The purpose of this 750-1000-Word Expanded Definition is to explore the definition of the term “machine learning” with regards to the scientific community and society. I will be analyzing the term in a study on fairness, education, and machine translation. My working definition will be provided afterwards.
In the article “A Snapshot of the Frontiers of Fairness in Machine Learning” by Alexandra Chouldechova and Aaron Roth, the definition of machine learning is straightforward. “Machine learning is no longer just the engine behind ad placements and spam filters; it is now used to filter loan applicants, deploy police officers, and inform bail and parole decisions, among other things.” (Chouldechova, Roth, 2020, p.82). To Chouldechova and Roth, machine learning is a process that has evolved to automate more complex data.
On the other hand, the New York Times article “The Machines Are Learning, and So Are the Students” by Craig S. Smith defines the term differently. “Machine-learning-powered systems not only track students’ progress, spot weaknesses and deliver content according to their needs, but will soon incorporate humanlike interfaces that students will be able to converse with as they would a teacher.”(Smith, 2019). According to this, it can be seen that Smith defines machine learning as a means to an end, and this end being helping students learn better.
As for the article “On the features of translationese” by Vered Volansky, Noam Ordan, and Shuly Wintner, machine learning is a simple one. “In supervised machine-learning, a classifier is trained on labeled examples the classification of which is known a priori. The current task is a binary one, namely there are only two classes: O and T.”(Volansky, Ordan, Wintner, 2015, p. 103). To Volansky et al., machine learning is an assisting tool to help create more humanlike translation and must be supervised in order to function correctly.

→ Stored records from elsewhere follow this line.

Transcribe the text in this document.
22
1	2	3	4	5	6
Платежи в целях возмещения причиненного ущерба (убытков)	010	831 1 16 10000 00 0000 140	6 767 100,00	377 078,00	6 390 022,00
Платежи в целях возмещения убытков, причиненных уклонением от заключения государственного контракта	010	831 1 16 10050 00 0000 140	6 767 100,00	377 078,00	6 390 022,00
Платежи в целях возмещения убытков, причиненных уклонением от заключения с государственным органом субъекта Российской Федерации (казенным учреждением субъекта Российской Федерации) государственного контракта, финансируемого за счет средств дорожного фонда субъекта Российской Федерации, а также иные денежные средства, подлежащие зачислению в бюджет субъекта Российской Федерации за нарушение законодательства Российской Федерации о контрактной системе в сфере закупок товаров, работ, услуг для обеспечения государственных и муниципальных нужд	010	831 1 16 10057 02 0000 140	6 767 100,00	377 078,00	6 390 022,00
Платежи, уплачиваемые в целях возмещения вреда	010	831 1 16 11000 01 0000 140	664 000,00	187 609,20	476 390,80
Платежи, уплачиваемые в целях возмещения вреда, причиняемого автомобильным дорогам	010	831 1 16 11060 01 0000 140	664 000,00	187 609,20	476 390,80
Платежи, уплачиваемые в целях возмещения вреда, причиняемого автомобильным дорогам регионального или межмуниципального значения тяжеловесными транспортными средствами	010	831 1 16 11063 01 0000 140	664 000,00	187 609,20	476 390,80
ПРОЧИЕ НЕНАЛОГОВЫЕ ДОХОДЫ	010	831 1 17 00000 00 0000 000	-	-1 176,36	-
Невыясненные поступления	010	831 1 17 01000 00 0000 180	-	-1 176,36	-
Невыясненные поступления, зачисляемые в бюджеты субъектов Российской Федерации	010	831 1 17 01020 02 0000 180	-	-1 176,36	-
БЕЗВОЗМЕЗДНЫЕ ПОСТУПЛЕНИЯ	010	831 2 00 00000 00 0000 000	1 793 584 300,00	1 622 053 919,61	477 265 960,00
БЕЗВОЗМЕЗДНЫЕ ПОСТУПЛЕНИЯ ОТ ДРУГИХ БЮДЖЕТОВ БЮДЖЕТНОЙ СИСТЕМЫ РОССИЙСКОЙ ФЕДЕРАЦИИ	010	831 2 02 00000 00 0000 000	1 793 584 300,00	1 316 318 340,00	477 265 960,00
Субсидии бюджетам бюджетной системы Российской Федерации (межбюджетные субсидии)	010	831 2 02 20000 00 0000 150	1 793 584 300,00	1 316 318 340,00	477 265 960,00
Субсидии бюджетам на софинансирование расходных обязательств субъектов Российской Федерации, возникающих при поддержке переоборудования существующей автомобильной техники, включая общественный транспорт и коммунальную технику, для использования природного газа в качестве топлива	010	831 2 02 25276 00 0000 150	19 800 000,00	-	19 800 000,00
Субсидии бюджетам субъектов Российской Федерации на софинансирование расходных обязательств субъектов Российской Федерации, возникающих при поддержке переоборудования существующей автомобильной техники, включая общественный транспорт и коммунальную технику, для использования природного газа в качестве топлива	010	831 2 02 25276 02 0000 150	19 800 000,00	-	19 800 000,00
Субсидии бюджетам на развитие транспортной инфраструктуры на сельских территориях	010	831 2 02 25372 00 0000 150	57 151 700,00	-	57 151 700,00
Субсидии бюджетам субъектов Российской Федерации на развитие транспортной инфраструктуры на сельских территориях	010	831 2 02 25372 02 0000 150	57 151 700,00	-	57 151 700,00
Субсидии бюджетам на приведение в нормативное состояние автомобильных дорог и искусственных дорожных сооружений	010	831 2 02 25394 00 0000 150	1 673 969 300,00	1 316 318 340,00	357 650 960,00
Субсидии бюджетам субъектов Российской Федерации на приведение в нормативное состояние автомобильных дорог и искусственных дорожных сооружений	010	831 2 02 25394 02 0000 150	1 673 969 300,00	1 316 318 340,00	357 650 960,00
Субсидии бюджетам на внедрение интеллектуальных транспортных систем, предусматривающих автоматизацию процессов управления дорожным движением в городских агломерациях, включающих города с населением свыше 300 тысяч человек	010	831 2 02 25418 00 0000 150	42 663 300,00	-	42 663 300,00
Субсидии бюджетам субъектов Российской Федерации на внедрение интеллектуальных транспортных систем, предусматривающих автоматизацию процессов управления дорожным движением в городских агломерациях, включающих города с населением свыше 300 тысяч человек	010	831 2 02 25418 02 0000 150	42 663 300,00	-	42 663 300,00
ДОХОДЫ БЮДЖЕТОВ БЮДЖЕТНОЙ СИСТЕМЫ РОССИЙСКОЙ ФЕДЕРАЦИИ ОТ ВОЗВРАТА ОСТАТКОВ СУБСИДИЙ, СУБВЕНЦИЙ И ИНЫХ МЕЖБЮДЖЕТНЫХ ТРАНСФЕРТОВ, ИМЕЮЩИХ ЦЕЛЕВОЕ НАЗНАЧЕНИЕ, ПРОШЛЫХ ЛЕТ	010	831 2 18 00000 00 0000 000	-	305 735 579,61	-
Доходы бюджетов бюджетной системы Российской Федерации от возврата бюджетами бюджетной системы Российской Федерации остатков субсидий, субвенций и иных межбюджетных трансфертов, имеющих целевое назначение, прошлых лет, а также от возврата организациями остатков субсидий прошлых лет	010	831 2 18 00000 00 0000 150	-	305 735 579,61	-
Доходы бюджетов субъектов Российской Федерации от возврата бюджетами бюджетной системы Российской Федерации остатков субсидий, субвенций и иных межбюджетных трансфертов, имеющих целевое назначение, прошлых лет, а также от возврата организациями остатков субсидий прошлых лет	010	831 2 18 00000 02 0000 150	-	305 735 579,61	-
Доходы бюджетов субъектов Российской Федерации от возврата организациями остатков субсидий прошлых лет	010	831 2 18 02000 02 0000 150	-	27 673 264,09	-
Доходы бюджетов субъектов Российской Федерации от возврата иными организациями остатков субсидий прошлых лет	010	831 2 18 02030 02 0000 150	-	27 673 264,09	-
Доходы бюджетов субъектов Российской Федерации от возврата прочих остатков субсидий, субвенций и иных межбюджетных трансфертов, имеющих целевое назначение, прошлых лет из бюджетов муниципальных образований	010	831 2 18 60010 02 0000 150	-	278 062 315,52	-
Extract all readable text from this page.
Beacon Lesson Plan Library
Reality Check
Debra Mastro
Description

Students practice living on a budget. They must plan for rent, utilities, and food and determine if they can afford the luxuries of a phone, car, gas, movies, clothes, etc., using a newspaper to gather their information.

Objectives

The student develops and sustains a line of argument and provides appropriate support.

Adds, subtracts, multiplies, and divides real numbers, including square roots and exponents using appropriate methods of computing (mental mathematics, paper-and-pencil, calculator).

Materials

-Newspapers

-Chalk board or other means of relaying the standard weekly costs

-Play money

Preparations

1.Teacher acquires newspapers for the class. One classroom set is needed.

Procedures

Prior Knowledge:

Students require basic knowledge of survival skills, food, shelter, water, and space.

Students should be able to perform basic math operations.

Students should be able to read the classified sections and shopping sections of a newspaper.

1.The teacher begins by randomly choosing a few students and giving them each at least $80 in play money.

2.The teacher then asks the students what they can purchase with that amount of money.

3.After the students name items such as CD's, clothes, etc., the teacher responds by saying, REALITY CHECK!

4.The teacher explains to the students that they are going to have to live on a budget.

The context of all three articles is quite simple. The quotes I have used above are the most relevant to the topic of choice, as well as definition since machine learning wasn’t clearly defined in each article. So I will bounce off of that.
In the first article, the context used is a scholarly article searching into how machine learning can be made “fair”, or better put, “objective”. “With a few exceptions, the vast majority of work to date on fairness in machine learning has focused on the task of batch classification.”(Chouldechova, Roth, 2020, p.84). For better or for worse, the quote tells us that fairness has typically through batch classification. Batch classification, in this context, is sorting data by inputting user-defined characteristics and then judged through user-defined fairness. Machine learning is just the process of automating this process and even “learning” how to do it with other types of data. But the fallacy of fairness with such a method is laughable since humans are the ones defining fairness. Since humans have inherent bias, fairness is difficult to judge.
In the second article, it is a news article speaking about technology in education, specifically, machine learning and how beneficial it is for teachers. “The system also gathers data over time that allows teachers to see where a class is having trouble or compare one class’s performance with another.”(Smith, 2019). For teachers, this system is a way to track a student’s progress or performance without having to personally analyze the sheet data.
For the last article, the context is the machine translation. What should come to mind when hearing the term machine translation should be famous web browser-based translation services such as Google Translate, Niutrans, Sougou, and DeepL. That’s about it.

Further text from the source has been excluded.